Anyway, despite Sylvius’ best efforts, Vesalius’ seminal work changed the face (heh, face! get it?!) of anatomical studies in the Renaissance and beyond.

If you want to know more about Vesalius, his feuds, his work and the associated images there are quite a few places to start. Charles D. O’Malley wrote the canonical biography of the anatomist; however, some of the information is now a bit dated. Nancy Siraisi, has explored some aspects of Vesalius’ studies – I particularly like her article on Vesalian teleology. Thomas Rütten’s contribution to Reinventing Hippocrates entitled “Hippocrates and ‘Progress'” is an interesting read that explores the struggle between the ‘old’ and the ‘new’ science of the Renaissance.

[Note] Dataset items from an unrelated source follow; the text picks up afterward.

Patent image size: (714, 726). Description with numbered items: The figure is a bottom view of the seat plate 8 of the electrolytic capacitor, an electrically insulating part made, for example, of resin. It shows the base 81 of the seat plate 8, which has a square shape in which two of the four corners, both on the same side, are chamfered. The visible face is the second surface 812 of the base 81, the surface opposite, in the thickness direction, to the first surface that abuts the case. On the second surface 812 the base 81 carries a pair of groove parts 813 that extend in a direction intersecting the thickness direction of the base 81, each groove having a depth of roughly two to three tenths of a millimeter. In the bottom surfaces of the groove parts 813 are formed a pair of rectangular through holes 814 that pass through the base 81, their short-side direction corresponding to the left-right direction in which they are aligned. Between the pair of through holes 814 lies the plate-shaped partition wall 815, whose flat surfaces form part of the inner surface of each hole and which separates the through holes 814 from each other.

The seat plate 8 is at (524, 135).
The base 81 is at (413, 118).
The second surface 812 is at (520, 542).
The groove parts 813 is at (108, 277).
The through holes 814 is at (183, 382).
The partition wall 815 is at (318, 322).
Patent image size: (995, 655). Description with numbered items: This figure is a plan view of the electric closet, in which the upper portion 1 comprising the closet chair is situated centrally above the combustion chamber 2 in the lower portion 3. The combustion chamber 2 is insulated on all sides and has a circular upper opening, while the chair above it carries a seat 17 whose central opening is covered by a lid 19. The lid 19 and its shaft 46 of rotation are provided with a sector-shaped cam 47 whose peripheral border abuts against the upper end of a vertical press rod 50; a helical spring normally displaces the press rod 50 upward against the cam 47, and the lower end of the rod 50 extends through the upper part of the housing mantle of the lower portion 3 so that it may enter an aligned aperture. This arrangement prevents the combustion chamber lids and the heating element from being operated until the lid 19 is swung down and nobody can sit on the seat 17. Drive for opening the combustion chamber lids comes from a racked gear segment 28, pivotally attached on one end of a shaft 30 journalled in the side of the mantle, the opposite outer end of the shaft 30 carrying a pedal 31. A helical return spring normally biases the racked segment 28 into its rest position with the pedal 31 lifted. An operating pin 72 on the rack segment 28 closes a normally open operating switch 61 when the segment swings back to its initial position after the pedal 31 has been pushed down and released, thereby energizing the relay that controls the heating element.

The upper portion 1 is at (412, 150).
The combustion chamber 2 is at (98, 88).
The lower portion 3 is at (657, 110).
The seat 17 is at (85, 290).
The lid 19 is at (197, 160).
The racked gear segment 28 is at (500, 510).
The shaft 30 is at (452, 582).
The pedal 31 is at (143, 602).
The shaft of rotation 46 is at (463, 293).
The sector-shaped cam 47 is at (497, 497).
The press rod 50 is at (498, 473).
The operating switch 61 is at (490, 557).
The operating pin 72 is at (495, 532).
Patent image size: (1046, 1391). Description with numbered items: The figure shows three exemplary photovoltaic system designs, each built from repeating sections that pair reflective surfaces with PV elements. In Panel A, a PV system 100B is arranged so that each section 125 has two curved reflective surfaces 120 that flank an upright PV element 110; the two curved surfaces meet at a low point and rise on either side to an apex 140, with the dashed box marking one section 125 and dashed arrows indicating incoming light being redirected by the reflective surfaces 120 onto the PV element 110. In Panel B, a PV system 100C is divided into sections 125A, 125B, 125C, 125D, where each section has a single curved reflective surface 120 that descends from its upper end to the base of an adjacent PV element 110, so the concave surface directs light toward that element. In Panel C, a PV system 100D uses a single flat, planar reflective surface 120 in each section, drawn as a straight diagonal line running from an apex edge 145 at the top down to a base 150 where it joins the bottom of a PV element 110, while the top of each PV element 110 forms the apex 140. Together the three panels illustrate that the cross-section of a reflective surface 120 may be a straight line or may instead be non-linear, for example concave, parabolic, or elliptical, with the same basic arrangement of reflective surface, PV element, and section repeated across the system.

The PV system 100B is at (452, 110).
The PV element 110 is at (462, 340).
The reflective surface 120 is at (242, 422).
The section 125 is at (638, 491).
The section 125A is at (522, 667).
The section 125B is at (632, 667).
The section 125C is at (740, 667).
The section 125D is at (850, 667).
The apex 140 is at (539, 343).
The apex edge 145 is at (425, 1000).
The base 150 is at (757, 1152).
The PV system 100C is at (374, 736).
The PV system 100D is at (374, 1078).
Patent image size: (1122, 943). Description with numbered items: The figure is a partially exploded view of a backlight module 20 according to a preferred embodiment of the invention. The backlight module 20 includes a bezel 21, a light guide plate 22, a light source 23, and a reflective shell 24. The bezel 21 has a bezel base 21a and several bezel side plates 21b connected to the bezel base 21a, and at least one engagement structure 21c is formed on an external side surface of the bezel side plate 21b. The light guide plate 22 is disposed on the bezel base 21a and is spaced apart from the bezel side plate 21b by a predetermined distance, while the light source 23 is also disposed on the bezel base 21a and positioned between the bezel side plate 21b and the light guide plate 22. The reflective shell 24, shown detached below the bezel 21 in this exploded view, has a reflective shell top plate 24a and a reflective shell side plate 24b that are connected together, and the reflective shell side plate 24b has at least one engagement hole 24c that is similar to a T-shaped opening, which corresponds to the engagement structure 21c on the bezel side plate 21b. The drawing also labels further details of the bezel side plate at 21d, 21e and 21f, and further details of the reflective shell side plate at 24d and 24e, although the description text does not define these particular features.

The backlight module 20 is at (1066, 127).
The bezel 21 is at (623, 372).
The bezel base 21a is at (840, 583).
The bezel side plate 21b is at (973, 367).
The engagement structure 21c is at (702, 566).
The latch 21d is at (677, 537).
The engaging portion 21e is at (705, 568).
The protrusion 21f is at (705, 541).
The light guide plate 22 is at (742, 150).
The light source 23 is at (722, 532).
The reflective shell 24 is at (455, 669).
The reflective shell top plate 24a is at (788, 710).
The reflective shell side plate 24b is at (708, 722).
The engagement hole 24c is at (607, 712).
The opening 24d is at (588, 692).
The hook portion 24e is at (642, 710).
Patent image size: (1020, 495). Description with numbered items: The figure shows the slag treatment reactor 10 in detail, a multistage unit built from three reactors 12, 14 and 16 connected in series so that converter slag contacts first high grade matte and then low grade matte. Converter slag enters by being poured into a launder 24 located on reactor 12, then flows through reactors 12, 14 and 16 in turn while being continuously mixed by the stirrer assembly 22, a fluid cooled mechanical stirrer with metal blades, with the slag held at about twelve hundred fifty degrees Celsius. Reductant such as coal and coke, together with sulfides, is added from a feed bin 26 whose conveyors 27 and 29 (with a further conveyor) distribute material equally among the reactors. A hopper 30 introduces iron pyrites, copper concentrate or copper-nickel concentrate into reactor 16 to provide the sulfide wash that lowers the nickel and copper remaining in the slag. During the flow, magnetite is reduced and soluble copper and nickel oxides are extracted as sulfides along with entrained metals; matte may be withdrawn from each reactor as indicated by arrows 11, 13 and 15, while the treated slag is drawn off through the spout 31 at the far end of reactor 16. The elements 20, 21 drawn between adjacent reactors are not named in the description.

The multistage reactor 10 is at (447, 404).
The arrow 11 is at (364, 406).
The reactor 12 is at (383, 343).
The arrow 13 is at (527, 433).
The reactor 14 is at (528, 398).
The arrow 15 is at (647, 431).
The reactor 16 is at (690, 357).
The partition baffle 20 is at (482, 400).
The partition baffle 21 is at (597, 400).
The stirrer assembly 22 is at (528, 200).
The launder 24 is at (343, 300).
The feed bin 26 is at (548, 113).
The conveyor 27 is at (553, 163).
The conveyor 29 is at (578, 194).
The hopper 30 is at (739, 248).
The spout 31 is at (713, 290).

You could also check out this article from BBC Magazine.

And, most recently (and most excitingly!) a new edition of the De fabrica has been published! Under the direction of Daniel H. Garrison and Malcolm H. Hast, Vesalius’ work has been restored and republished in folio form by Karger. It’s stupid expensive. But it’s also stupid beautiful.

However, if you ever get the chance to see an original edition (like in Newcastle University’s special collections), take it – it’s an experience like none other!